Strike, born Gary John Bassett, formed Crime in 1976 and that year released what’s widely considered the country’s first independent punk record, “Hot Wire My Heart.” A fixture of the city’s first-wave punk scene centered around Mabuhay Gardens, Crime became known for wearing cop uniforms, a look immortalized by photographer James Stark. In 1979, Crime performed inside San Quentin Prison, a show released by Target Video.
(Columnist Herb Caen noted the group when the authorities requested that Crime refrain from impersonating the police, as Michael Goldberg recounted in his late-1970s profile for New York Rocker.)
Known for a serrated, thumping sound and gruff vocals, Crime was ambivalent about the label “punk,” referring to themselves instead as “San Francisco’s First and Only Rock ‘n Roll Band.”

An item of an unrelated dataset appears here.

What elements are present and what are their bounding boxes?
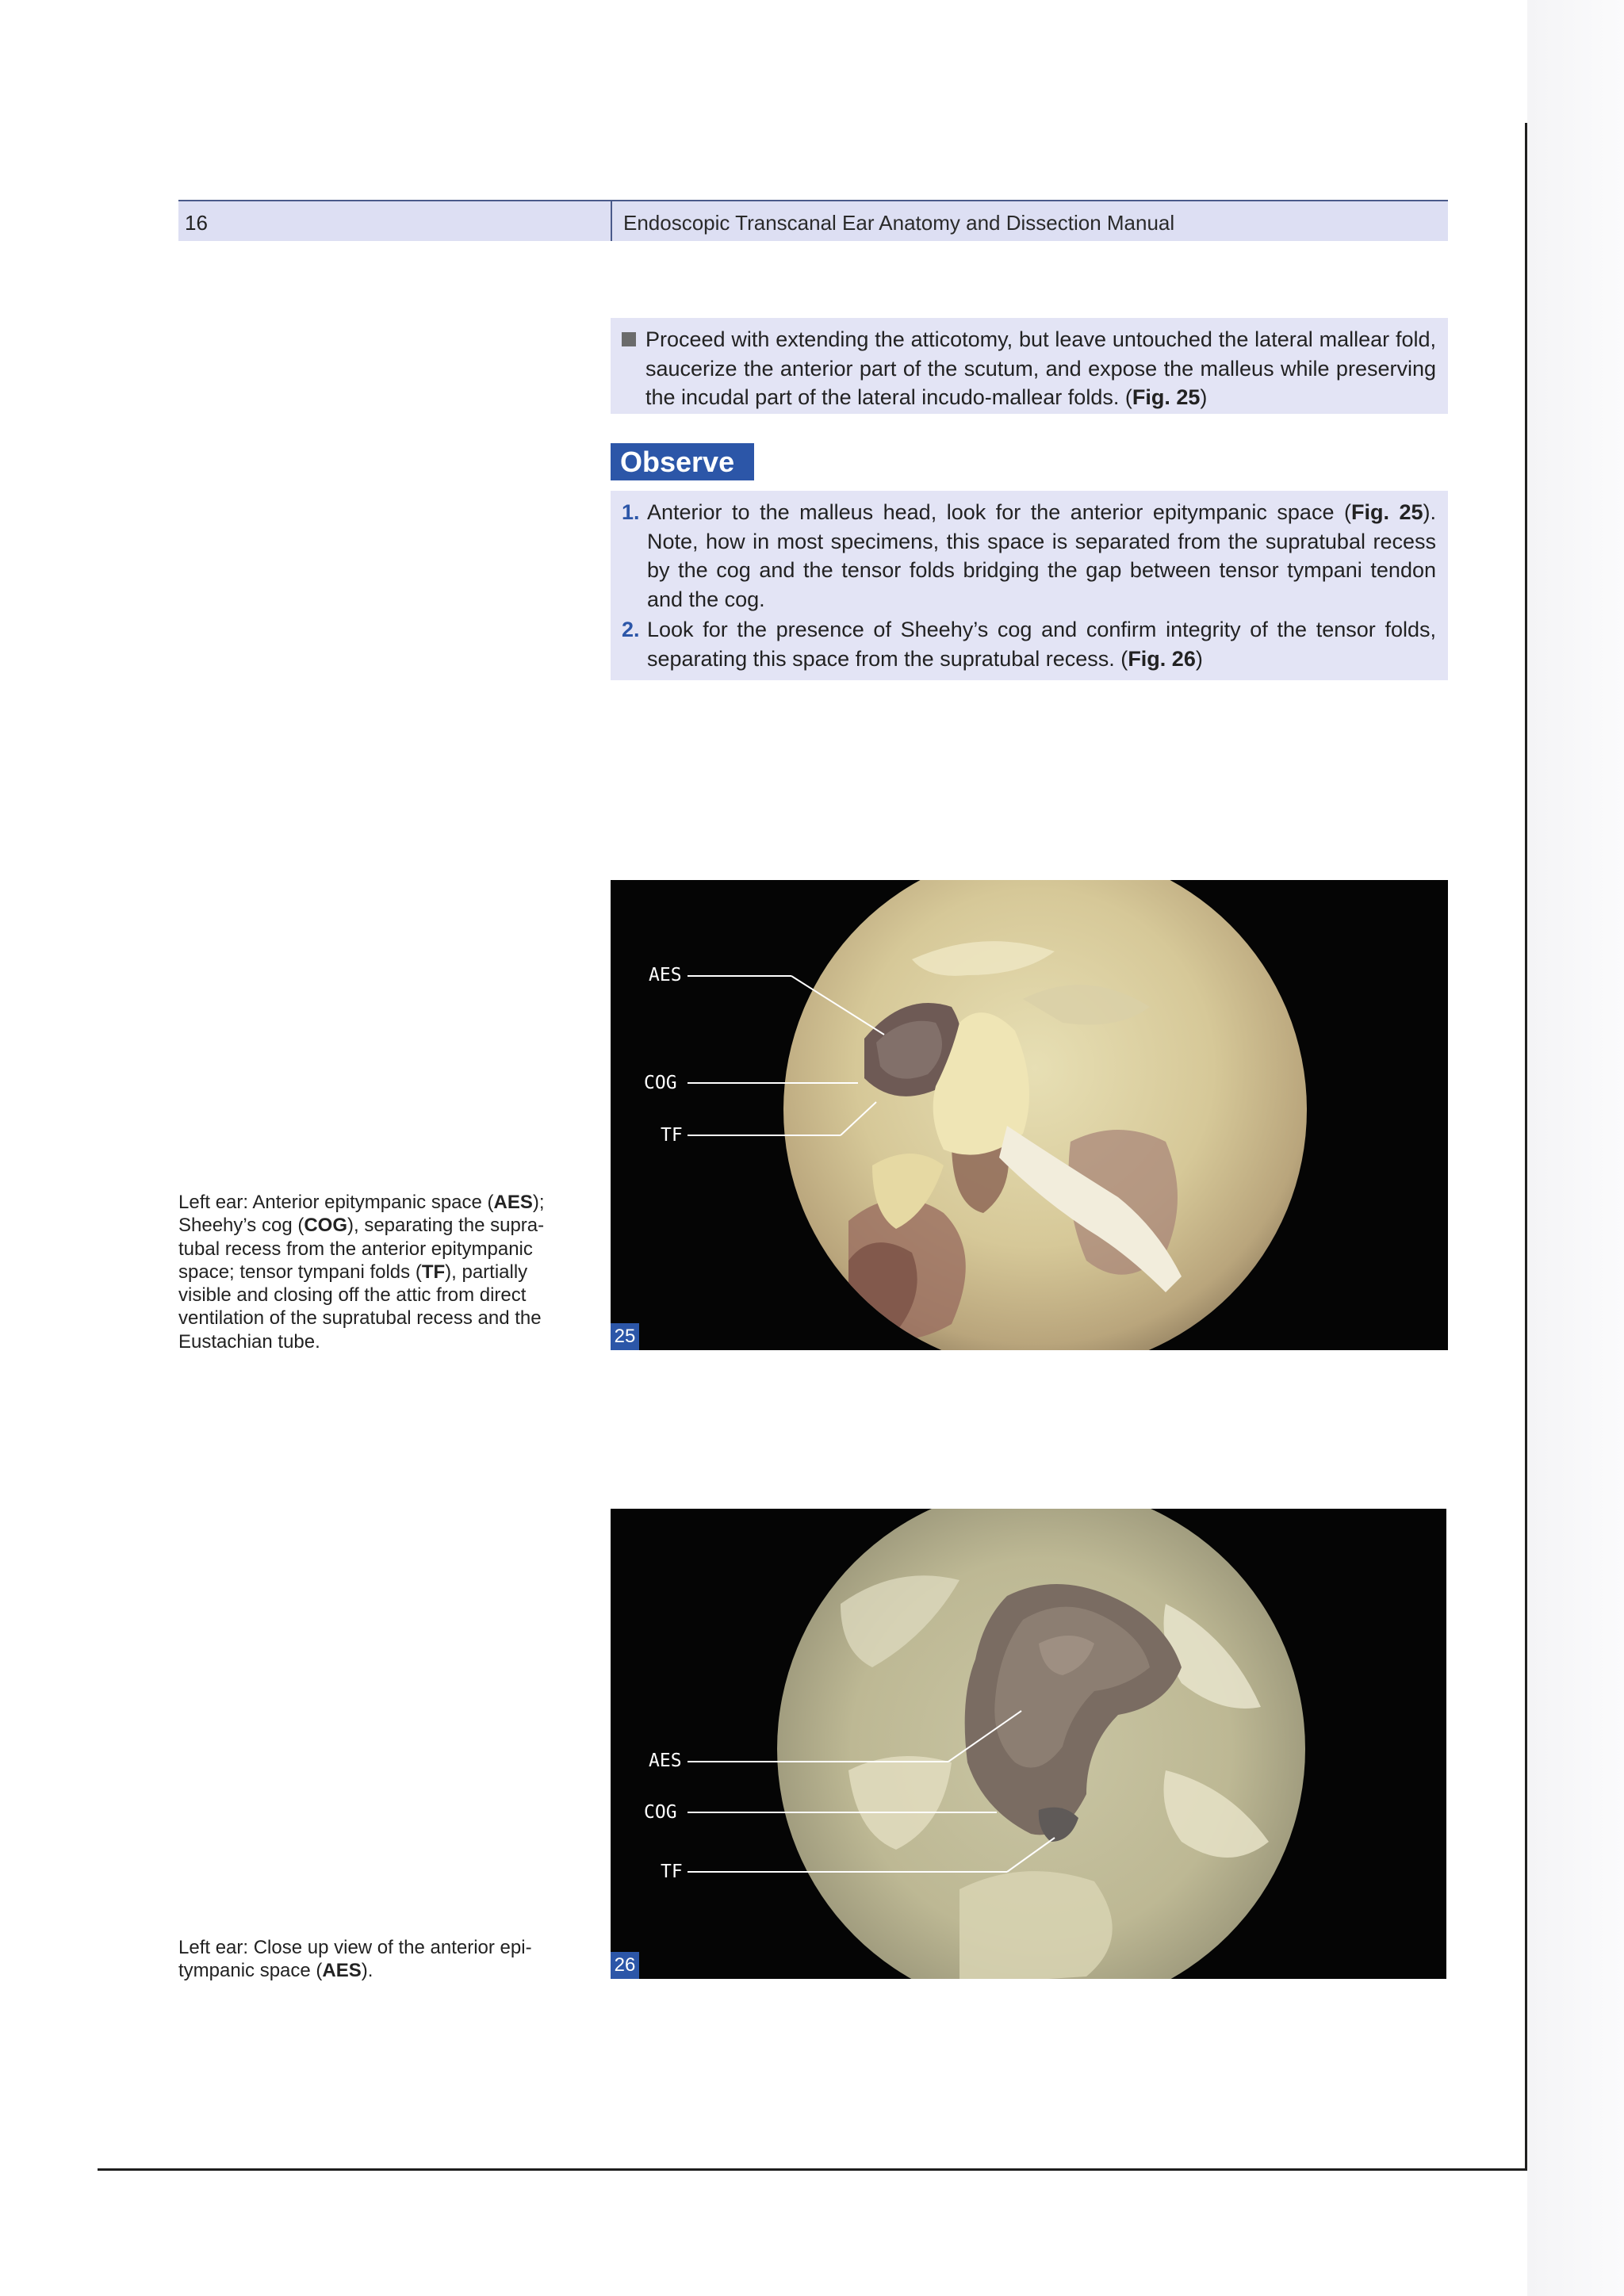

Between 1976 and 1980, Crime released only three 7” EPs, but demos and live recordings circulated widely via bootlegs in the ensuing years. The full-length compilation San Francisco’s Doomed appeared legitimately in 1991, and was reissued and remastered in 2004. Another compilation of unreleased recordings, Murder by Guitar: 1976 to 1980, appeared on Kitten Charmer in 2013, and was re-released the next year by local archival label Superior Viaduct.